Dose calculation Dose calculation has an inherent uncertainty. The dose is calculated in the patient CT and errors in this CT data will obviously influence the dose calculation.

Error sources in the CT data are artifacts from metal implants, noise in the measurement (more prominent for low dose CT) or effects from beam hardening. For dose calculation the Hounsfield units (HU) as measured in the CT need to be converted to proton stopping power. At PSI a biologically verified conversion curve is used [26]. Errors from this conversion were measured in biological samples and determined to be around 1 % for soft tissue and 2 % for bone [27]. Combined with errors in the acquisition of the CT data HU uncertainty of ±3% should be considered [28]. This will translate almost directly to uncertainty in range, so the position of the Bragg peak of a pencil beam might be off by up to 3 % of its range. Additional, errors arise from the dose calculation itself, because the analytical algorithm is only an approximation of the whole reality of the dose deposition. The gold standard for dose calculations are Monte Carlo (MC) simulations.

Behind density heterogeneities voxel by voxel comparison between Monte Carlo dose engines and analytical calculations show differences of up to 15 %. In normal situations however, for 90% of the voxels the differences are below 5% [28].

Patient motion Patient motion can be divided into intra-fraction and inter-fraction motion. Intra-fraction motion are movements of the patient or parts of the patient, happening during the time when the patient lies on the couch and a treatment is delivered.

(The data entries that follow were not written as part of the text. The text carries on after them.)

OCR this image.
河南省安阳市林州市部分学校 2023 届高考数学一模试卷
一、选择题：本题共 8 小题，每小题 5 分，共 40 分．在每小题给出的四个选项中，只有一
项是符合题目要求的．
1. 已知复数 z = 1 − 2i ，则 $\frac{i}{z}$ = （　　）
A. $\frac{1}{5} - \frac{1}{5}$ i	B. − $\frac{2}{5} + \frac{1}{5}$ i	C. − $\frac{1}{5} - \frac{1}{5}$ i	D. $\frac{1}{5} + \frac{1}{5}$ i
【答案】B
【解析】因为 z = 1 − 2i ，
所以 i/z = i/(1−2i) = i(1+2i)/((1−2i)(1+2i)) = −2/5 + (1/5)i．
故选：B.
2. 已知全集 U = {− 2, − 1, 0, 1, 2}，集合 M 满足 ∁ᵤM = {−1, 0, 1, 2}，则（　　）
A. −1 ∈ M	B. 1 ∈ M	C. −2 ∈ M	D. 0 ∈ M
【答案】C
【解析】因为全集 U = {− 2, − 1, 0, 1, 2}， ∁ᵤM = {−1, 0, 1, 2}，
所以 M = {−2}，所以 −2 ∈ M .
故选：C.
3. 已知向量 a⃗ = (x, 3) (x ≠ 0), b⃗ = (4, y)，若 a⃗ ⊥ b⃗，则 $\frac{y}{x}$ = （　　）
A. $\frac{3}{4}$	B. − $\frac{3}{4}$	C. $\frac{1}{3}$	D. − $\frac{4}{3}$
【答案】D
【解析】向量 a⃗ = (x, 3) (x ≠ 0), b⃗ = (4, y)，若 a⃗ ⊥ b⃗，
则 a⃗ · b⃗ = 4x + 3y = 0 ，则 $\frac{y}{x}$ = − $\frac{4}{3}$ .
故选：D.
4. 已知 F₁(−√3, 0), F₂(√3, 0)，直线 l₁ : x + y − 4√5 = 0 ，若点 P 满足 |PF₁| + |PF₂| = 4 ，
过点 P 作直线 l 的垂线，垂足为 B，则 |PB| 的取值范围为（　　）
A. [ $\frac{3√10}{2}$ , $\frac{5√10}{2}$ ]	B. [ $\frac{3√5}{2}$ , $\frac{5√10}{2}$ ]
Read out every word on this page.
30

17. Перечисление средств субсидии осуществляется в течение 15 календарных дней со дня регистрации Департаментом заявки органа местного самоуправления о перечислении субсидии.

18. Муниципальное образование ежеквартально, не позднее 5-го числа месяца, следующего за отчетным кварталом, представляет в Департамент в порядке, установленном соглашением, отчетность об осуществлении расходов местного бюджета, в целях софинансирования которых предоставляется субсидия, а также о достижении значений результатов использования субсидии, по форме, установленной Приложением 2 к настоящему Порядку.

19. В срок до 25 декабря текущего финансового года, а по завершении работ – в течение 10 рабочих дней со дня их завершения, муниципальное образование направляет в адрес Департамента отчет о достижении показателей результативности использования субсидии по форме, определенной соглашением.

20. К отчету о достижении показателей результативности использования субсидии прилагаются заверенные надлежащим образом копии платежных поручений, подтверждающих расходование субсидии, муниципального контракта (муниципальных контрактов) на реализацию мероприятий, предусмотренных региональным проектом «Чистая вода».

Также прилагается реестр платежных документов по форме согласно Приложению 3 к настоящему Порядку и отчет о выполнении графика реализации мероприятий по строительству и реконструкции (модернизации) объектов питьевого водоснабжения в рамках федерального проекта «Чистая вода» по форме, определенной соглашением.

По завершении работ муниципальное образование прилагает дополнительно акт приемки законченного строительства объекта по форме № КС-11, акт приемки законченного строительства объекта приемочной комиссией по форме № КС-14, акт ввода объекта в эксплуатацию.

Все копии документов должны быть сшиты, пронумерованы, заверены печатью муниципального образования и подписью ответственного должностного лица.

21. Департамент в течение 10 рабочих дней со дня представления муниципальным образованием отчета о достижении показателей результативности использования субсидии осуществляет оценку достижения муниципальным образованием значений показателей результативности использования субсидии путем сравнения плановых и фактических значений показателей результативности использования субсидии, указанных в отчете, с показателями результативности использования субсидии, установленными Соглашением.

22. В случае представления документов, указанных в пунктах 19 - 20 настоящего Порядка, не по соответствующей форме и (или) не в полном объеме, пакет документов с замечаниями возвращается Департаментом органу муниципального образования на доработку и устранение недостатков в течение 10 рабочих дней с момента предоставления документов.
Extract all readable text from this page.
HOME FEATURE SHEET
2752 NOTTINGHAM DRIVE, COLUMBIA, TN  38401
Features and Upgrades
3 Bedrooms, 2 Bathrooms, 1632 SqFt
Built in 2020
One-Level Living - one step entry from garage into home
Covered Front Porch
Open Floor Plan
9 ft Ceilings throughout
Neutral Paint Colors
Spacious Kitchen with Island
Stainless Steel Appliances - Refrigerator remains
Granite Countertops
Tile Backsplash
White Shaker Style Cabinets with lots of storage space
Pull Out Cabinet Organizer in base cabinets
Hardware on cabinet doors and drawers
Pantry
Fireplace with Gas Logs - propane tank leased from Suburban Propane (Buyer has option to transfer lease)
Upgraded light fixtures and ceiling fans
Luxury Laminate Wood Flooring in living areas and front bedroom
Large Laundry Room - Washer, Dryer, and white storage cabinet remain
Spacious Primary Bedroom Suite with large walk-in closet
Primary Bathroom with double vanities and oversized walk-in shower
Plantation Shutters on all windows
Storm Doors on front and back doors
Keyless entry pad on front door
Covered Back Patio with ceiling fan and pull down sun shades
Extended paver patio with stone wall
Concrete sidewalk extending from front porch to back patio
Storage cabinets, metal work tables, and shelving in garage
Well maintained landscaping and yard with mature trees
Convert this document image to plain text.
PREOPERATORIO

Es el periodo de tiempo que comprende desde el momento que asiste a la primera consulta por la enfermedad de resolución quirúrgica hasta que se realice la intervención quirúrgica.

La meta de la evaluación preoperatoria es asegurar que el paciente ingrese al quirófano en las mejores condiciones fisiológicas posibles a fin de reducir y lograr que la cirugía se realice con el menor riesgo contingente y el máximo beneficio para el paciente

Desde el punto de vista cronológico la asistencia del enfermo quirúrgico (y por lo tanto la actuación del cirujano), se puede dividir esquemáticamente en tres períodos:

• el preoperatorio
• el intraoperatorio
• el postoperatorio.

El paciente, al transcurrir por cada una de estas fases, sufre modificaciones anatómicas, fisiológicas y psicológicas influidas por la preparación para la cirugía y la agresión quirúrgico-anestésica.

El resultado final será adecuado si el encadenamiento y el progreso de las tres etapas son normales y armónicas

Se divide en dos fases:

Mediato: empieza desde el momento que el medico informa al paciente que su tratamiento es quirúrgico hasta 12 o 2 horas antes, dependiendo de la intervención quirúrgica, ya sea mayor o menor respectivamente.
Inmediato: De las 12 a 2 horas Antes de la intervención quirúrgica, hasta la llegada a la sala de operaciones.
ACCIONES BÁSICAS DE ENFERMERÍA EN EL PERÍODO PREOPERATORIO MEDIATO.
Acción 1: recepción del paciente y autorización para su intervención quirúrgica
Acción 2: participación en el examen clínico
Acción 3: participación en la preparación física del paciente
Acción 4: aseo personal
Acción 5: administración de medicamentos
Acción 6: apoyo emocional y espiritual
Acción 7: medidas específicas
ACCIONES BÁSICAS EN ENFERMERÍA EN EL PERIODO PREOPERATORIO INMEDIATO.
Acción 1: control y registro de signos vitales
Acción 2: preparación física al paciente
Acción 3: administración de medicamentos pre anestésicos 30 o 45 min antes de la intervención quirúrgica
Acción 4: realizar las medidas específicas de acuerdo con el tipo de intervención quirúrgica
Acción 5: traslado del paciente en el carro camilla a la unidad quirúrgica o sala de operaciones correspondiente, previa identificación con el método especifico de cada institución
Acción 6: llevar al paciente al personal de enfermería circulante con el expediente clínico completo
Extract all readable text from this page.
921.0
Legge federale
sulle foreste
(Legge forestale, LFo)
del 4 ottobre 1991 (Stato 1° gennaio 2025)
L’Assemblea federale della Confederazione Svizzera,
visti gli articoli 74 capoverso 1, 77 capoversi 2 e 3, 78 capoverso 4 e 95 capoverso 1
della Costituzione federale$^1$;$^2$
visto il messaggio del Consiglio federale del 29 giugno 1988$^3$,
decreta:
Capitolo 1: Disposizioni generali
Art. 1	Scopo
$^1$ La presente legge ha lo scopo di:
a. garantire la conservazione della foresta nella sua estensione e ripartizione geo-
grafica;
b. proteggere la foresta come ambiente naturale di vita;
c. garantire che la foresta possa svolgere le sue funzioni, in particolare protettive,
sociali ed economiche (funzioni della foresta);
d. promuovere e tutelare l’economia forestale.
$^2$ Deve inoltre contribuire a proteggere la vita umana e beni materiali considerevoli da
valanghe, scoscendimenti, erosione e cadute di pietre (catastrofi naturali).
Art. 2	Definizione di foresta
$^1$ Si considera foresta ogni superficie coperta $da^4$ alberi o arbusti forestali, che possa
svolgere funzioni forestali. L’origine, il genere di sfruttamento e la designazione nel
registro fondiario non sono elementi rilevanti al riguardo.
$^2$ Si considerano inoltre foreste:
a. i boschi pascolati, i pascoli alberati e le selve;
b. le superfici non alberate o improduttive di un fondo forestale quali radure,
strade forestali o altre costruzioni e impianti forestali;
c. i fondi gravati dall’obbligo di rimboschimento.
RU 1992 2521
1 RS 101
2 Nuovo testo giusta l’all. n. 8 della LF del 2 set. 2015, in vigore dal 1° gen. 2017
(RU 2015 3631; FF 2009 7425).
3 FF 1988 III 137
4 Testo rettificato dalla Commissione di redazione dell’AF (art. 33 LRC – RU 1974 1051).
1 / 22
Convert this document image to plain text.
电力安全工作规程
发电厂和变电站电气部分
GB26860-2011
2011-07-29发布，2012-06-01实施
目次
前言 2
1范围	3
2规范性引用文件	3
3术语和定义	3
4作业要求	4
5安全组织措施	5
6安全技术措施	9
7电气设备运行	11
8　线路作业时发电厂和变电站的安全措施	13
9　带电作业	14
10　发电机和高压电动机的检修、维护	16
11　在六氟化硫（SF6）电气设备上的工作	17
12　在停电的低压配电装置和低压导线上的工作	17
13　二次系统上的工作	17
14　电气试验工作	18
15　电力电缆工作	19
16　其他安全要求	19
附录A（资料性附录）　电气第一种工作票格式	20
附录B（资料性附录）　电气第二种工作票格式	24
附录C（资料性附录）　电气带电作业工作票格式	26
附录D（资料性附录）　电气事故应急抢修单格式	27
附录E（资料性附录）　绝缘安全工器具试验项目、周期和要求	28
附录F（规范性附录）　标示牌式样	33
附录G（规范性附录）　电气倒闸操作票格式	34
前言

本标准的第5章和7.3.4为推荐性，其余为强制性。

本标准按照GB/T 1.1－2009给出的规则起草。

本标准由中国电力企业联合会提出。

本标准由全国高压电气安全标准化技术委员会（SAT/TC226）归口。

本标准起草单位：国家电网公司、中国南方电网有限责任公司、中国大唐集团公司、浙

Examples for this motion are breathing, swallowing, the heart beat or a small shift of the patient on the couch. The latter effect is minimized by immobilization techniques like head masks or bite-blocks. The other intra-fraction motions strongly depend on the target location inside the patient and can sometimes partially be mitigated by smart choices of field directions. The size of these uncertainties are well reported [29] and there are many techniques under investigation on how to tackle this problem of intra-fraction motion, which will not be further discussed.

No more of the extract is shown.